Findo o ciclo colonial, temos assistido a uma renovação do interesse por alguns espaços que compreendem, justamente, essa geografia remota. O Oriente vem ganhando forma não só enquanto horizonte espiritual e filosófico, mas também integrado num processo de revisão das grandes aventuras marítimas e da História.
Certas noções, certos juízos, pela força do hábito, ganham o estatuto de inquebráveis na linguagem e na memória. Estabelece-se uma convivência pacífica entre o nosso discernimento e eles.
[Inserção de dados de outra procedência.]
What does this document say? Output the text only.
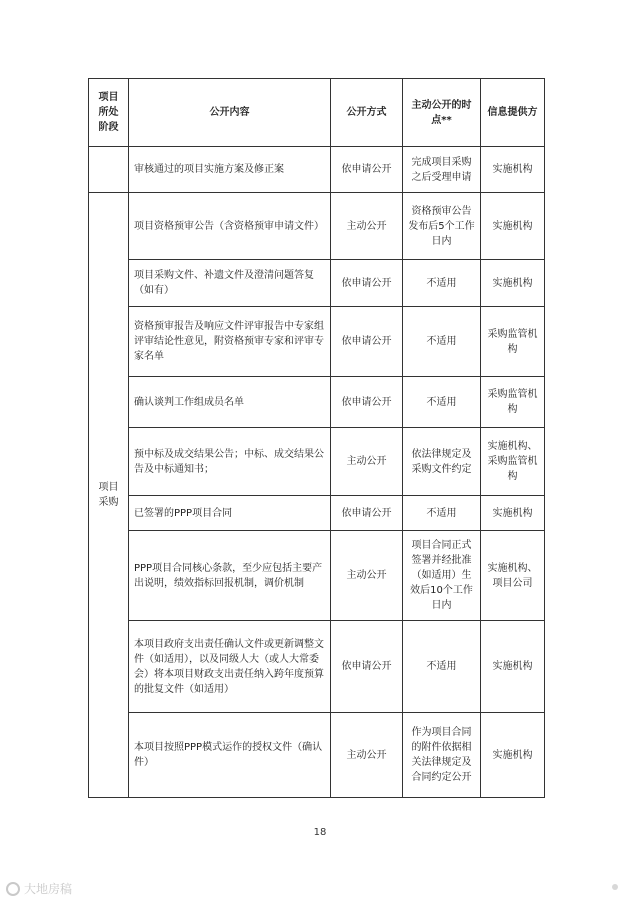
项目所处阶段	公开内容	公开方式	主动公开的时点**	信息提供方
	审核通过的项目实施方案及修正案	依申请公开	完成项目采购之后受理申请	实施机构
项目采购	项目资格预审公告（含资格预审申请文件）	主动公开	资格预审公告发布后5个工作日内	实施机构
	项目采购文件、补遗文件及澄清问题答复（如有）	依申请公开	不适用	实施机构
	资格预审报告及响应文件评审报告中专家组评审结论性意见，附资格预审专家和评审专家名单	依申请公开	不适用	采购监管机构
	确认谈判工作组成员名单	依申请公开	不适用	采购监管机构
	预中标及成交结果公告；中标、成交结果公告及中标通知书；	主动公开	依法律规定及采购文件约定	实施机构、采购监管机构
	已签署的PPP项目合同	依申请公开	不适用	实施机构
	PPP项目合同核心条款，至少应包括主要产出说明，绩效指标回报机制，调价机制	主动公开	项目合同正式签署并经批准（如适用）生效后10个工作日内	实施机构、项目公司
	本项目政府支出责任确认文件或更新调整文件（如适用），以及同级人大（或人大常委会）将本项目财政支出责任纳入跨年度预算的批复文件（如适用）	依申请公开	不适用	实施机构
	本项目按照PPP模式运作的授权文件（确认件）	主动公开	作为项目合同的附件依据相关法律规定及合同约定公开	实施机构
18
大地房稿
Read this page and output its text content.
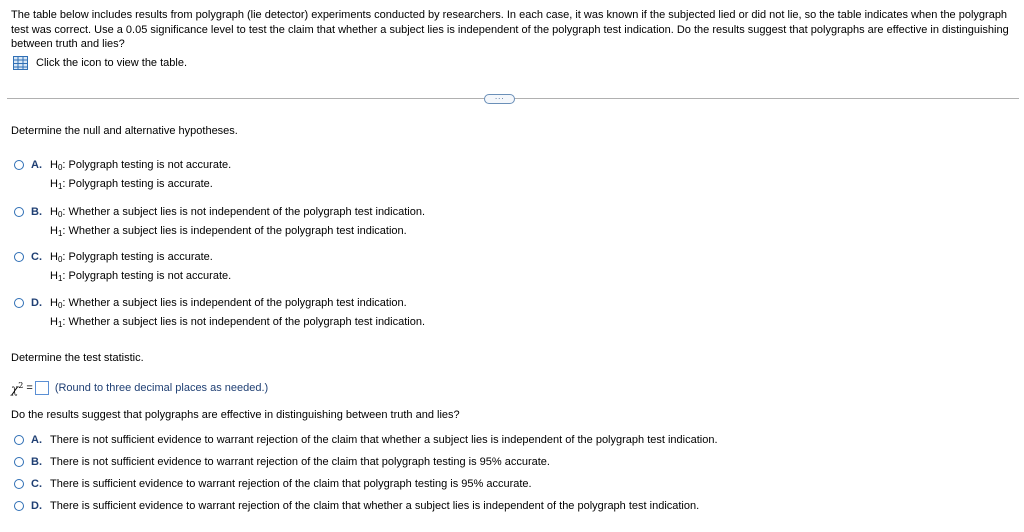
The table below includes results from polygraph (lie detector) experiments conducted by researchers. In each case, it was known if the subjected lied or did not lie, so the table indicates when the polygraph test was correct. Use a 0.05 significance level to test the claim that whether a subject lies is independent of the polygraph test indication. Do the results suggest that polygraphs are effective in distinguishing between truth and lies?
Click the icon to view the table.
···
Determine the null and alternative hypotheses.
A. $H_0$: Polygraph testing is not accurate.
$H_1$: Polygraph testing is accurate.
B. $H_0$: Whether a subject lies is not independent of the polygraph test indication.
$H_1$: Whether a subject lies is independent of the polygraph test indication.
C. $H_0$: Polygraph testing is accurate.
$H_1$: Polygraph testing is not accurate.
D. $H_0$: Whether a subject lies is independent of the polygraph test indication.
$H_1$: Whether a subject lies is not independent of the polygraph test indication.
Determine the test statistic.
$\chi^2$ = (Round to three decimal places as needed.)
Do the results suggest that polygraphs are effective in distinguishing between truth and lies?
A. There is not sufficient evidence to warrant rejection of the claim that whether a subject lies is independent of the polygraph test indication.
B. There is not sufficient evidence to warrant rejection of the claim that polygraph testing is 95% accurate.
C. There is sufficient evidence to warrant rejection of the claim that polygraph testing is 95% accurate.
D. There is sufficient evidence to warrant rejection of the claim that whether a subject lies is independent of the polygraph test indication.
Mas se lhes damos algum tempo, um olhar mais apurado, percebemos que afinal são frágeis, instáveis — que rapidamente acusam o toque. É sobre um desses binómios aparentemente inabaláveis que me proponho reflectir neste preâmbulo.
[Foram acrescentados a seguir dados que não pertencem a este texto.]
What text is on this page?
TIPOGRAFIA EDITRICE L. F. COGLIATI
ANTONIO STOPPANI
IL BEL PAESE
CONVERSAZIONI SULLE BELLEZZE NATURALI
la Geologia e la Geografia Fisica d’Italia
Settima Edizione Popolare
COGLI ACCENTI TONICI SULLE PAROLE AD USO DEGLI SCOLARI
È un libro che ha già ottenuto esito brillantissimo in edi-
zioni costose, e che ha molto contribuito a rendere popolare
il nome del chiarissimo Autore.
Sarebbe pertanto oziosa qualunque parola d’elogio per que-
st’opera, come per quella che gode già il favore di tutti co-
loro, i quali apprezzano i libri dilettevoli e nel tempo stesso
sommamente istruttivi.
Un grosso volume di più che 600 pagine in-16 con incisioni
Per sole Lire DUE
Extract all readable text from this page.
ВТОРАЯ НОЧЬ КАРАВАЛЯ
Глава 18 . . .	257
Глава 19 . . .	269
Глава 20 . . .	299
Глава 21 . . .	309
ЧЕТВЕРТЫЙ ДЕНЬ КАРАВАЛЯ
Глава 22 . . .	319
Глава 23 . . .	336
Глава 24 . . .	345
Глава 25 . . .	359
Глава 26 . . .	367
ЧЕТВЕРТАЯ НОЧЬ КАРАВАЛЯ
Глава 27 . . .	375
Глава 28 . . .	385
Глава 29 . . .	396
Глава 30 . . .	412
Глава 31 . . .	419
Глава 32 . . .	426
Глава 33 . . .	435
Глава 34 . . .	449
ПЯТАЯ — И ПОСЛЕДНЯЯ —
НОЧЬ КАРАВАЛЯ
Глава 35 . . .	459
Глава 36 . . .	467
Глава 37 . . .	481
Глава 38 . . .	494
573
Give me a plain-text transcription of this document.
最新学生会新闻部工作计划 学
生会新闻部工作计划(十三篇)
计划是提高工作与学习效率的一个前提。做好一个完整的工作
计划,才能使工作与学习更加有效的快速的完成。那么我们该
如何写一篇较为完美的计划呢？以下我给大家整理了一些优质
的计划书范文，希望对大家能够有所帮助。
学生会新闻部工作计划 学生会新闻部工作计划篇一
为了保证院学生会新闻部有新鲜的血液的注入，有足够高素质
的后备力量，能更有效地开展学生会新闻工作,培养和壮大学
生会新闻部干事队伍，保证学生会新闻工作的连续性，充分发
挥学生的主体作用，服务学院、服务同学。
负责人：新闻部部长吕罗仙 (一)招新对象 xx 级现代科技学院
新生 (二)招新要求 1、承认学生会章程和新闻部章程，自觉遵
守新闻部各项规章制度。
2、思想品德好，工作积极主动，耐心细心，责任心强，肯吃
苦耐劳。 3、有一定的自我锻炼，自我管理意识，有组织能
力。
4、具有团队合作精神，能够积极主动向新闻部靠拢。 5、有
Em que termos nos habituámos a distinguir o Oriente do Ocidente? Quais os critérios que nos impelem a compor instantaneamente estas duas ideias? É natural que nos satisfaça, numa primeira tentativa de classificação, o critério geográfico — no fundo, parte da nossa formação está filiada na ideia de que Ocidente e Oriente constituem dois espaços físicos distintos. Mas a simples separação entre Europa e Ásia (como sendo o Ocidente e o Oriente, respectivamente) fica desde logo condenada ao fracasso: cabem na nossa ideia de Ocidente vários espaços geográficos que se encontram fora da Europa (como os Estados Unidos, o Canadá ou a Austrália) e, por sua vez, a nossa ideia de Oriente não exclui países legitimamente europeus (como a Turquia) ou norte-africanos (como a Tunísia, a Líbia ou Marrocos).
Tal acontece porque a separação entre Ocidente e Oriente depende — tem dependido ao longo dos séculos — de uma linha geográfica imaginária: se fizermos voo raso sobre os limites dessa geografia, para a qual Edward W. Said (1978) nos ensinaria a olhar, percebemos que ainda hoje o Oriente se traduz numa amálgama de espaços, alguns consideravelmente distantes, cujas raízes históricas, políticas, religiosas, culturais não podiam ser mais variáveis. O Oriente continua então a corresponder a uma vasta e ilusória colecção de imagens que vão da Índia a Marrocos, do Japão ao Egipto, do Irão à China. Assim, compor essa linha imaginária obriga-nos a rever também concepções temporais, históricas, que estão na origem das duas ideias.